Archivo diario: 31 de mayo de 2012

Especialidades

Desde antes de licenciarme, en la universidad ya dejaban intuir que si quieres sobrevivir en esta jungla llamada mercado de la traducción, tienes que especializarte en un sector. Por supuesto la traducción jurídico-económica era la reina del baile, aunque también tonteabamos con la técnica, la audiovisual e incluso con la literaria.

 Mis delirios de grandeza hicieron que, con un trabajo en las instituciones europeas en mente –ingenua de mí-, me especializara, además, en temas comunitarios e institucionales, máster mediante.

Al dar los primeros pasos en el mundo profesional, en todo blog, foro o web relacionado con la traducción/interpretación  me ratificaron lo aprendido: el consejo principal que se da a los novatos es “¡especialízate!”.

 Sí, la especialización de un profesional de nuestro campo es clave para destacar entre la marabunta de colegas con una misma combinación lingüística.  Aunque también es un arma de doble filo que deja entrar a los “intrusos” que no son de la profesión, pero al saber más de leyes o de medicina que nosotros además de un segundo idioma, aprovechan para sacarse un sobresueldo –sin ir más lejos, mi dermatóloga, ni corta ni perezosa, me confesó que también traduce para una revista científica, quiero creer textos de su especialidad.

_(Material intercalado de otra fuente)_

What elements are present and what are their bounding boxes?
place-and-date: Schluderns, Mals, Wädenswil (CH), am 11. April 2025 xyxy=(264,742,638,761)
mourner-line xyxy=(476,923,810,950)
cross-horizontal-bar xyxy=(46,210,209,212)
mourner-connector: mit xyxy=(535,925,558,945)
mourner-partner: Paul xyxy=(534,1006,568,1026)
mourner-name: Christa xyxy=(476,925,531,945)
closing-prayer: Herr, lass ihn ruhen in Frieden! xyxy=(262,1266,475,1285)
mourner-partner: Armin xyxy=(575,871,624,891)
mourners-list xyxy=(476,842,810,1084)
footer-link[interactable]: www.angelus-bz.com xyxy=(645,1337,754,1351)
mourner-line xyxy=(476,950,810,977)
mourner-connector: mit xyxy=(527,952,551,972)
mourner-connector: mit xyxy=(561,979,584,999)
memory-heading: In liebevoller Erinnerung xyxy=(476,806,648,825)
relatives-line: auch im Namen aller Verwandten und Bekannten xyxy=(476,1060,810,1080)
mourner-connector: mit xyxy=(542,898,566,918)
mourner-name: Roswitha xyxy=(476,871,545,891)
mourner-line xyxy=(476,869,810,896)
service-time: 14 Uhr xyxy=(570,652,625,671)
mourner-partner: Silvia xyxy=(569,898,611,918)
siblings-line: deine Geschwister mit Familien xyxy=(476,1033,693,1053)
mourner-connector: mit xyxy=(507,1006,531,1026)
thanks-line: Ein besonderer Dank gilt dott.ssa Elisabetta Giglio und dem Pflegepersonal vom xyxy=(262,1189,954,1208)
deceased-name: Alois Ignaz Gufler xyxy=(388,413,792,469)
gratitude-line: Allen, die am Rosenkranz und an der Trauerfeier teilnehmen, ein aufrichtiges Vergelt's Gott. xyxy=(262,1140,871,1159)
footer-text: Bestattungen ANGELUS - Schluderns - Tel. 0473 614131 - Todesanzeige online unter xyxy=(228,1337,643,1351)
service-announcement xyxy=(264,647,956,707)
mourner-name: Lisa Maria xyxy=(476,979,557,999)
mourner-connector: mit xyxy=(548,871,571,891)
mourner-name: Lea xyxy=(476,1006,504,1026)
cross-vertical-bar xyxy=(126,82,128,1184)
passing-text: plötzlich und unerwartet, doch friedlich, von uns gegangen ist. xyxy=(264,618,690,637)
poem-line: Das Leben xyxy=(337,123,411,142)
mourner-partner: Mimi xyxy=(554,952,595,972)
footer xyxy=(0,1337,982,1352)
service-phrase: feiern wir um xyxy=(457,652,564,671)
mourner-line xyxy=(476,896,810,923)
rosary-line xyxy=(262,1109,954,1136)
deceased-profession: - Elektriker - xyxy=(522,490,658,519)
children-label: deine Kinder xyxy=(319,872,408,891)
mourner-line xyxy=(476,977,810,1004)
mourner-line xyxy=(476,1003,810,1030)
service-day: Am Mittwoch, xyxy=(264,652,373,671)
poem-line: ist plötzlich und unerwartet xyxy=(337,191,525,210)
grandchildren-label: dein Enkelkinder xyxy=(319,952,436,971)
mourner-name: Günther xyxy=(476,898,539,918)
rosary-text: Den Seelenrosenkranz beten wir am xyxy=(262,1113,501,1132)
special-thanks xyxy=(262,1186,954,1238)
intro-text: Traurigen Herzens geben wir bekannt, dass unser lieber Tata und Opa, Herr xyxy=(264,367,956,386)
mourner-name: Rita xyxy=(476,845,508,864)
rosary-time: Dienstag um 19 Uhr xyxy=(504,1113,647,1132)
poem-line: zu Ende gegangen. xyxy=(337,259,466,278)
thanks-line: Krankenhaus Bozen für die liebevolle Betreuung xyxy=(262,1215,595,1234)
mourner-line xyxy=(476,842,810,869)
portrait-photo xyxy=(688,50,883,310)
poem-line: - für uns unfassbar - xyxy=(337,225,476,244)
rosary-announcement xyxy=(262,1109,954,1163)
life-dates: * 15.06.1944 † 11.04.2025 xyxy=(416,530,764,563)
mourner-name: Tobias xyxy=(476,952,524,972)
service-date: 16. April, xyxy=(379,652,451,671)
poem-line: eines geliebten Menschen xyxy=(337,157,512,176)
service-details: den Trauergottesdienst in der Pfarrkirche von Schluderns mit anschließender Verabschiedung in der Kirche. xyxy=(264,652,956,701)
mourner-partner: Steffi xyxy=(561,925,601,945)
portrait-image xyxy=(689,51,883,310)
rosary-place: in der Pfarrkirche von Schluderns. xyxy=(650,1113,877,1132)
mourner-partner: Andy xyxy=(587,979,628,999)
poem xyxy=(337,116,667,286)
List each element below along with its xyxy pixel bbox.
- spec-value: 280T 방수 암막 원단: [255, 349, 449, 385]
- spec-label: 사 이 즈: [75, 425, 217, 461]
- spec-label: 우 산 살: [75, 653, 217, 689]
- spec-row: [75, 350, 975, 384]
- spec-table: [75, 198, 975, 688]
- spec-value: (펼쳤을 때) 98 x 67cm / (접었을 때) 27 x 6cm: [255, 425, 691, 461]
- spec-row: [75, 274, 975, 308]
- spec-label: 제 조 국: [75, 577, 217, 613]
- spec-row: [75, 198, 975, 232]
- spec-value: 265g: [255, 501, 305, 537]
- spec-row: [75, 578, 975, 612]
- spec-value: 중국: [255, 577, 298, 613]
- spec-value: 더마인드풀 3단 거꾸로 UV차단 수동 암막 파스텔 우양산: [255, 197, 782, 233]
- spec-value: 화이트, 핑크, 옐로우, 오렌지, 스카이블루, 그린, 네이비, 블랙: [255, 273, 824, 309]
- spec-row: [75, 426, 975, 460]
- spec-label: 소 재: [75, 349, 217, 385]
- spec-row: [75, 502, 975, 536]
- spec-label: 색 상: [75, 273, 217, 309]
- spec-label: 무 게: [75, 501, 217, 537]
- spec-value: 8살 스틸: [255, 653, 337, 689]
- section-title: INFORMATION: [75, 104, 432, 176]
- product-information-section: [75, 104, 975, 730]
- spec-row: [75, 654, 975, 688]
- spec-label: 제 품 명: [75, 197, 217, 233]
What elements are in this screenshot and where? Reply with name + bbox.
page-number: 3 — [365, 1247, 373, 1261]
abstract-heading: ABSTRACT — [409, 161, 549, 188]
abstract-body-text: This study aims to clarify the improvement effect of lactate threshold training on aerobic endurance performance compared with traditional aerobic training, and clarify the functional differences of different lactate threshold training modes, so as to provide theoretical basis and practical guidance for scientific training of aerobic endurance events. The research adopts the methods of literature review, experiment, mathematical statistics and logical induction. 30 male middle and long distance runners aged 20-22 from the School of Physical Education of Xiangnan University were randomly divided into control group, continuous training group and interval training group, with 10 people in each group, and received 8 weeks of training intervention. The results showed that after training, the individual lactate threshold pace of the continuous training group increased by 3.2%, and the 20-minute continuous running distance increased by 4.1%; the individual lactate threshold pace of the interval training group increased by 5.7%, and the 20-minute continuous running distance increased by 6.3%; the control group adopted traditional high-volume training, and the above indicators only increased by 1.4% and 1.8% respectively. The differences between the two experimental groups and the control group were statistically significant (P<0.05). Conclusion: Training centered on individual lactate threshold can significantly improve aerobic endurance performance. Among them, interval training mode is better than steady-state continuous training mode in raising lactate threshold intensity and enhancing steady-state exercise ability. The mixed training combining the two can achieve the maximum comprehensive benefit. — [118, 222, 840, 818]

 Pero quizás el mayor peligro es el estancamiento.  Es necesario descubrir nuevos campos, aún a riesgo de decir aquello de “quien mucho abarca, poco aprieta…”, pero la curiosidad y las ganas de aprender del traductor son infinitas, ¿o no?

Todo esto no impide que sintamos una debilidad particular por un ámbito u otro, y quizás terminemos traduciendo sobre todo textos de ese campo que tanto nos gusta.

Y terminaré con una cita que oí el otro día en Anatomía de Grey refiriéndose a la medicina general, pero que es igualmente aplicable a nuestra profesión: “¿Por qué escoger solo un instrumento cuando puedes ser el director de la orquesta?”